Welcome back to Dry Powder. I’m Bill Cohan, still on the road, so today’s
dispatch is being handled by two of my eminent colleagues.
First up, Ian Krietzberg digs into Goldman’s surprising forecast for the A.I. jobspocalypse, and Lauren Sherman predicts the next twist in the Saks Global bankruptcy saga—including whether C.E.O. Geoffroy Van Raemdonck will look for a buyer.

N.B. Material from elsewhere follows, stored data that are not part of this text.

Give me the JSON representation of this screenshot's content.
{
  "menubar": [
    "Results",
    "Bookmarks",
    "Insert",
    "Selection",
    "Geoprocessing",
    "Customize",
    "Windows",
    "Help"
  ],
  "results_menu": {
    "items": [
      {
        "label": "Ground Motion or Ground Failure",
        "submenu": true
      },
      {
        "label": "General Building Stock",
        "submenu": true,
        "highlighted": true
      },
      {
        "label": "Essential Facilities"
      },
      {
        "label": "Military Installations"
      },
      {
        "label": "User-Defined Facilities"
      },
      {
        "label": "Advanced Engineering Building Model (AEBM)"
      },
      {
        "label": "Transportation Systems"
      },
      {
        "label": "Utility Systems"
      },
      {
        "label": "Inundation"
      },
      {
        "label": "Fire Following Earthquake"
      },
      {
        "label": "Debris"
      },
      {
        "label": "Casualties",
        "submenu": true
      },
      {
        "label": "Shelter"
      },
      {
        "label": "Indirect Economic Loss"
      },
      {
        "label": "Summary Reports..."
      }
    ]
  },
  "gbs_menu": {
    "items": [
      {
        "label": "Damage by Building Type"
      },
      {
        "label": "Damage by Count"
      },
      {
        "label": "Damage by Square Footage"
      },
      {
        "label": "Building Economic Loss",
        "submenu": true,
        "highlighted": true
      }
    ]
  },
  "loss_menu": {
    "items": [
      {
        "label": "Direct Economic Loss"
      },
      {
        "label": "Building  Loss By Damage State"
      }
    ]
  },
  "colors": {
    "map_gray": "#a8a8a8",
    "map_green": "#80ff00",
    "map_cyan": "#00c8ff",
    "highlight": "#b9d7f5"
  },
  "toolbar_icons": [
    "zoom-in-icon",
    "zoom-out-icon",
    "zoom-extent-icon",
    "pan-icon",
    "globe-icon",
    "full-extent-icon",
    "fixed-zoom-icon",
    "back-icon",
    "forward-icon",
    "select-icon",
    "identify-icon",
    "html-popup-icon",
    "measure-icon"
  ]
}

For today’s main event, Ian presents his must-read analysis of the geopolitical dangers confronting Silicon Valley in the Middle East,
where the world’s most formidable tech players—OpenAI, Amazon, Google, Oracle, etcetera—have been shoveling billions of dollars into A.I. infrastructure within striking distance of Iran. Whether or not last night’s ceasefire holds (and Gulf countries were still absorbing missile and drone attacks today), the decision by these companies to build data centers in the world’s most combustible region is eyebrow-raising, to put it mildly.
Also mentioned in this issue: Torsten Slok, Bernard Arnault, Donald
Trump, Sam Winter-Levy, Charles Harry, Justin Sherman, Dmitri Alperovitch, and more...
|
|
|
|
| Ian Krietzberg
|
|
- What job
loss?: Economists at both Apollo and Goldman Sachs have concluded that, so far, A.I.-driven job loss has been minimal. Comparing the unemployment rate of recent college grads with that of the entire U.S. population, Apollo chief economist Torsten Slok did not find “any sign that unemployment among younger workers is structurally higher because of A.I.”
Economists at Goldman sought to quantify jobs’ susceptibility to “substitution” versus “augmentation” from A.I., and
discovered—unsurprisingly—that the most-substitution-prone industries had shed jobs since the launch of ChatGPT, “with younger and less experienced workers hit hardest.” But overall job losses were largely offset by gains in industries where A.I. augments the work—resulting in a mere 0.1 percentage point increase in unemployment attributable to A.I. over the past year. The economists acknowledged that the “true aggregate impact of A.I. is likely smaller” given the employment effects of
all that data center spend, among other things.
|
|
|
|
| Lauren Sherman
|
|
- Saks Global sees
the light: Saks Global’s initial plan to exit restructuring has been approved in a Texas court. The details are subject to change as the group negotiates terms with various stakeholders, but it’s almost assured that a group of secured lenders will own Saks Global at the end of the process. Unsecured lenders—like brands owed money—are another story.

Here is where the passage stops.